Ternyata salah satu faktor utama penyebab perceraian di Indonesia adalah masalah ekonomi.

Apa yang terbayang saat mendengar istilah ‘masalah ekonomi?’ Sering kali yang tergambar adalah kekurangan uang atau kekurangan fasilitas hidup.

Benarkah demikian? Jika seperti itu gambaran tentang ‘masalah ekonomi’, maka pertanyaan berikutnya adalah : apakah hanya orang miskin saja yang bercerai? Adakah orang kaya yang bercerai?

Realitasnya banyak juga orang kaya raya yang bermasalah keluarganya hingga level bercerai. Jadi, apakah masalah ekonomi itu?

Hal ini lebih banyak soal sikap hidup. Bukan saja soal realitas berapa banyak atau berapa sedikit uang yang mereka miliki. Namun lebih kepada bagaimana mereka mensikapi.

Sebagai orang beriman, seharusnya sikap hidupnya selalu positif.  Rasulullah Saw bersabda:

عَجَبًا ِلأَمْرِ الْمُؤْمِنِ إنَّ أَمْرَهُ كُلَّهُ لَهُ خَيْرٌ وَلَيْسَ ذَلِكَ ِلأَحَدٍ إِلاَّ لِلْمُؤْمِنِ، إِنْ أَصَابَتْهُ سَرَّاءُ شَكَرَ فَكَانَ خَيْرًا لَهُ، وَإِنْ أَصَابَتْهُ ضَرَّاءُ صَبَرَ فَكَانَ خَيْراً لَهُ

“Sungguh menakjubkan urusan seorang mukmin, semua urusannya adalah baik baginya. Hal ini tidak didapatkan kecuali pada diri seorang mukmin.

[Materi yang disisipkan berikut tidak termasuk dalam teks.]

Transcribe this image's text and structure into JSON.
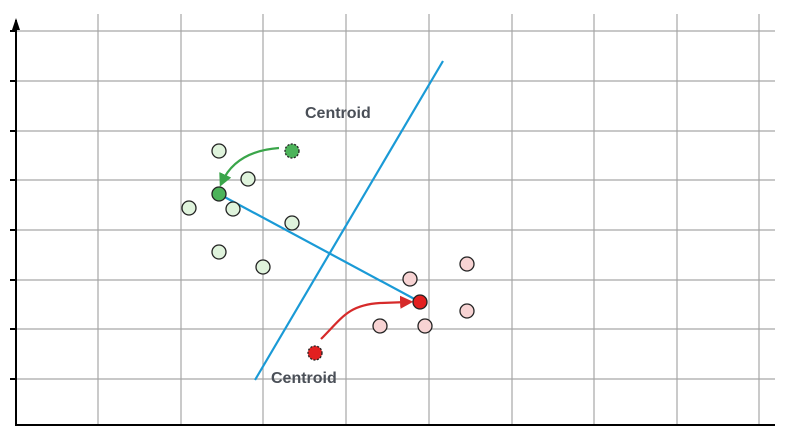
{
  "labels": {
    "top": "Centroid",
    "bottom": "Centroid"
  },
  "colors": {
    "grid": "#a6a6a6",
    "axis": "#000000",
    "boundary": "#1a9ad6",
    "green_fill": "#dff3dc",
    "green_centroid": "#4cb35a",
    "red_fill": "#f7d3d3",
    "red_centroid": "#e32020",
    "green_arrow": "#3aa54a",
    "red_arrow": "#d62a2a"
  },
  "clusters": [
    {
      "name": "green",
      "points": [
        [
          219,
          151
        ],
        [
          248,
          179
        ],
        [
          189,
          208
        ],
        [
          233,
          209
        ],
        [
          292,
          223
        ],
        [
          219,
          252
        ],
        [
          263,
          267
        ]
      ],
      "old_centroid": [
        292,
        151
      ],
      "new_centroid": [
        219,
        194
      ]
    },
    {
      "name": "red",
      "points": [
        [
          410,
          279
        ],
        [
          467,
          264
        ],
        [
          467,
          311
        ],
        [
          380,
          326
        ],
        [
          425,
          326
        ]
      ],
      "old_centroid": [
        315,
        353
      ],
      "new_centroid": [
        420,
        302
      ]
    }
  ]
}
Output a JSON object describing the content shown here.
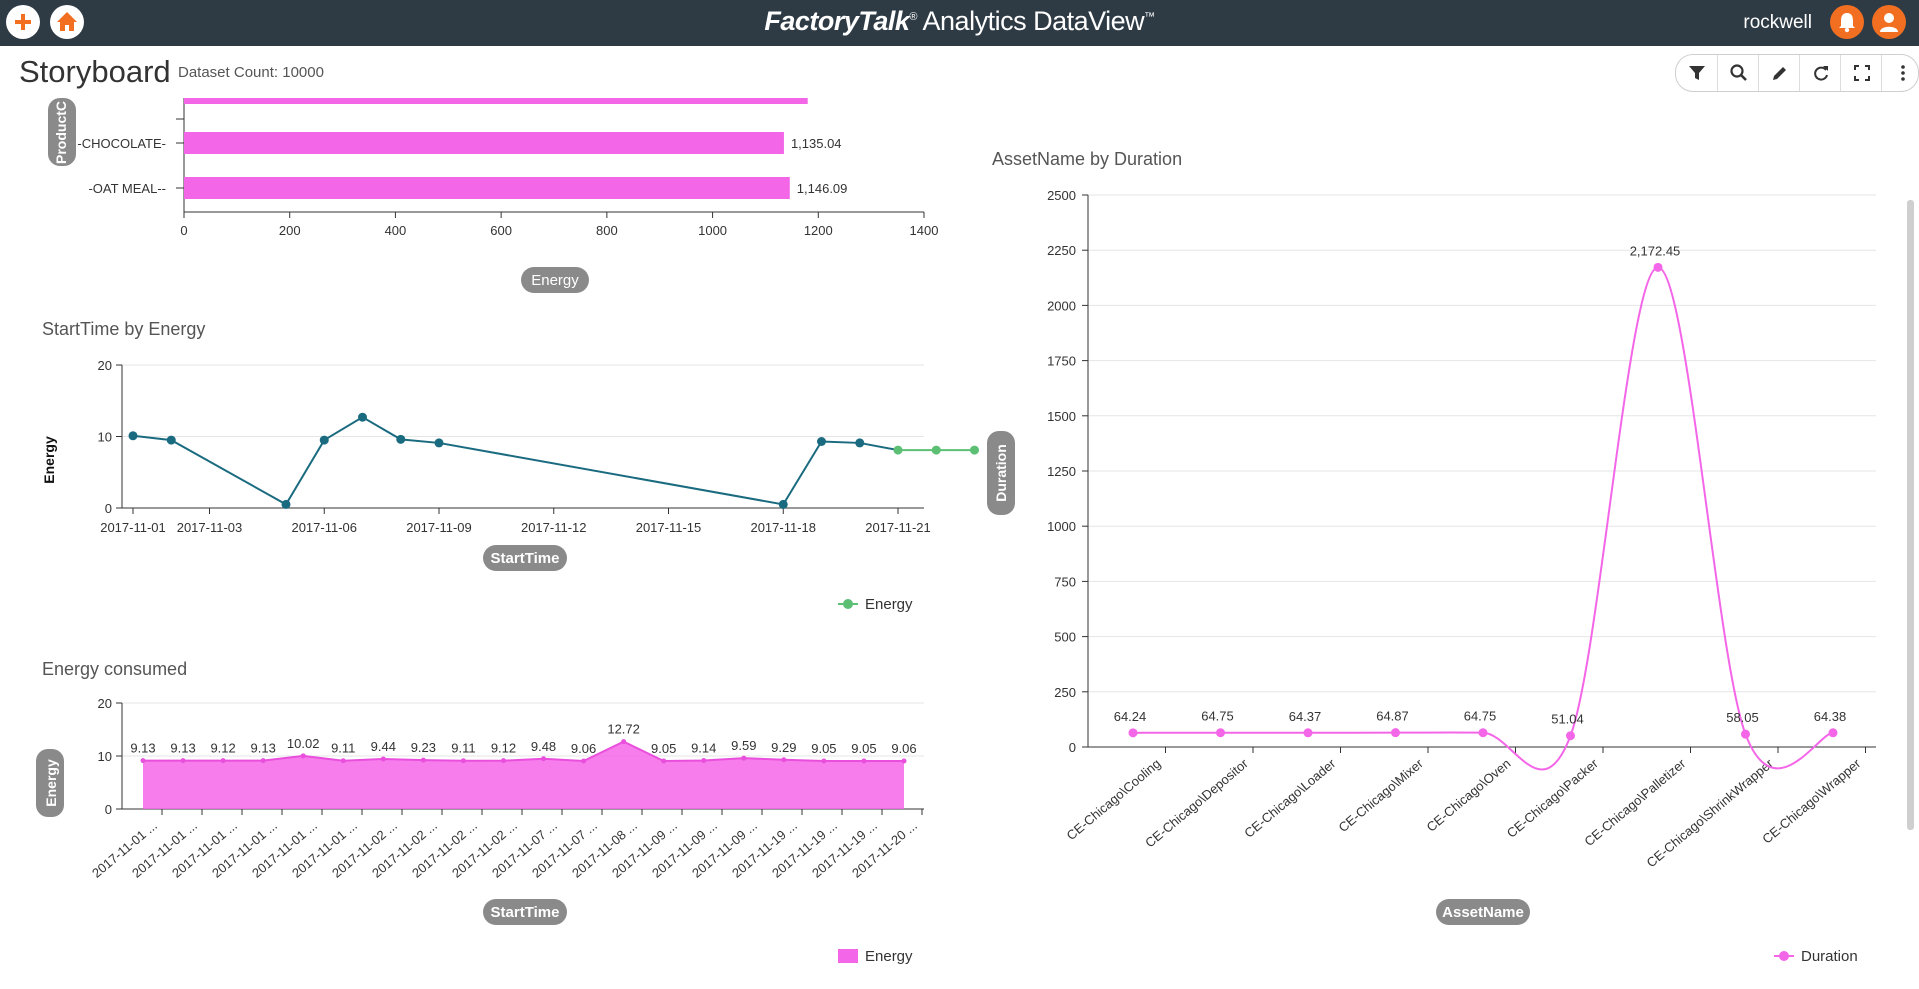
{
  "app": {
    "brand_bold": "FactoryTalk",
    "brand_rest": "Analytics DataView",
    "reg": "®",
    "tm": "™",
    "user": "rockwell"
  },
  "page": {
    "title": "Storyboard",
    "dataset_count": "Dataset Count: 10000"
  },
  "colors": {
    "header_bg": "#2e3b45",
    "accent": "#f26f21",
    "pink": "#f466e8",
    "teal": "#1a6b80",
    "green": "#5cbf73"
  },
  "icons": {
    "add": "add-icon",
    "home": "home-icon",
    "bell": "bell-icon",
    "user": "user-icon",
    "filter": "filter-icon",
    "search": "search-icon",
    "edit": "pencil-icon",
    "refresh": "refresh-icon",
    "expand": "expand-icon",
    "more": "more-vertical-icon"
  },
  "chart_data": [
    {
      "type": "bar",
      "orientation": "horizontal",
      "categories": [
        "-CHOCOLATE-",
        "-OAT MEAL--"
      ],
      "values": [
        1135.04,
        1146.09
      ],
      "data_labels": [
        "1,135.04",
        "1,146.09"
      ],
      "partial_top_bar_value": 1180,
      "ylabel": "ProductC",
      "xlabel": "Energy",
      "xticks": [
        "0",
        "200",
        "400",
        "600",
        "800",
        "1000",
        "1200",
        "1400"
      ],
      "xlim": [
        0,
        1400
      ]
    },
    {
      "type": "line",
      "title": "StartTime by Energy",
      "xlabel": "StartTime",
      "ylabel": "Energy",
      "xticks": [
        "2017-11-01",
        "2017-11-03",
        "2017-11-06",
        "2017-11-09",
        "2017-11-12",
        "2017-11-15",
        "2017-11-18",
        "2017-11-21"
      ],
      "yticks": [
        "0",
        "10",
        "20"
      ],
      "ylim": [
        0,
        20
      ],
      "x": [
        "2017-11-01",
        "2017-11-02",
        "2017-11-05",
        "2017-11-06",
        "2017-11-07",
        "2017-11-08",
        "2017-11-09",
        "2017-11-18",
        "2017-11-19",
        "2017-11-20",
        "2017-11-21",
        "2017-11-22",
        "2017-11-23"
      ],
      "series": [
        {
          "name": "Energy",
          "values": [
            10.1,
            9.5,
            0.5,
            9.5,
            12.7,
            9.6,
            9.1,
            0.5,
            9.3,
            9.1,
            8.1,
            8.1,
            8.1
          ]
        }
      ],
      "legend": "bottom-right"
    },
    {
      "type": "area",
      "title": "Energy consumed",
      "xlabel": "StartTime",
      "ylabel": "Energy",
      "yticks": [
        "0",
        "10",
        "20"
      ],
      "ylim": [
        0,
        20
      ],
      "categories": [
        "2017-11-01 ...",
        "2017-11-01 ...",
        "2017-11-01 ...",
        "2017-11-01 ...",
        "2017-11-01 ...",
        "2017-11-01 ...",
        "2017-11-02 ...",
        "2017-11-02 ...",
        "2017-11-02 ...",
        "2017-11-02 ...",
        "2017-11-07 ...",
        "2017-11-07 ...",
        "2017-11-08 ...",
        "2017-11-09 ...",
        "2017-11-09 ...",
        "2017-11-09 ...",
        "2017-11-19 ...",
        "2017-11-19 ...",
        "2017-11-19 ...",
        "2017-11-20 ..."
      ],
      "values": [
        9.13,
        9.13,
        9.12,
        9.13,
        10.02,
        9.11,
        9.44,
        9.23,
        9.11,
        9.12,
        9.48,
        9.06,
        12.72,
        9.05,
        9.14,
        9.59,
        9.29,
        9.05,
        9.05,
        9.06
      ],
      "data_labels": [
        "9.13",
        "9.13",
        "9.12",
        "9.13",
        "10.02",
        "9.11",
        "9.44",
        "9.23",
        "9.11",
        "9.12",
        "9.48",
        "9.06",
        "12.72",
        "9.05",
        "9.14",
        "9.59",
        "9.29",
        "9.05",
        "9.05",
        "9.06"
      ],
      "series": [
        {
          "name": "Energy"
        }
      ],
      "legend": "bottom-right"
    },
    {
      "type": "line",
      "title": "AssetName by Duration",
      "xlabel": "AssetName",
      "ylabel": "Duration",
      "yticks": [
        "0",
        "250",
        "500",
        "750",
        "1000",
        "1250",
        "1500",
        "1750",
        "2000",
        "2250",
        "2500"
      ],
      "ylim": [
        0,
        2500
      ],
      "categories": [
        "CE-Chicago\\Cooling",
        "CE-Chicago\\Depositor",
        "CE-Chicago\\Loader",
        "CE-Chicago\\Mixer",
        "CE-Chicago\\Oven",
        "CE-Chicago\\Packer",
        "CE-Chicago\\Palletizer",
        "CE-Chicago\\ShrinkWrapper",
        "CE-Chicago\\Wrapper"
      ],
      "values": [
        64.24,
        64.75,
        64.37,
        64.87,
        64.75,
        51.04,
        2172.45,
        58.05,
        64.38
      ],
      "data_labels": [
        "64.24",
        "64.75",
        "64.37",
        "64.87",
        "64.75",
        "51.04",
        "2,172.45",
        "58.05",
        "64.38"
      ],
      "series": [
        {
          "name": "Duration"
        }
      ],
      "legend": "bottom-right"
    }
  ]
}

Apabila mendapatkan kesenangan, dia bersyukur, maka yang demikian itu merupakan kebaikan baginya. Apabila tertimpa kesusahan, dia pun bersabar, maka yang demikian itu merupakan kebaikan baginya”. (Hadits sahih diriwayatkan oleh Muslim, no. 2999 dari Abu Yahya Shuhaib bin Sinan ra) 

Baca juga:   Sya'ban, Pemanasan Sebelum Ramadhan

Hal ini menandakan pentingnya sikap hidup positif dalam kehidupan. Jika memiliki sikap hidup positif, akan selalu bisa melihat segala sesuatu secara positif.

Jika mendapat kekayaan dan kecukupan ekonomi, mampu bersyukur. Jika mengalami kekurangan dan kemiskinan, mampu bersabar. Semua akan berakhir baik.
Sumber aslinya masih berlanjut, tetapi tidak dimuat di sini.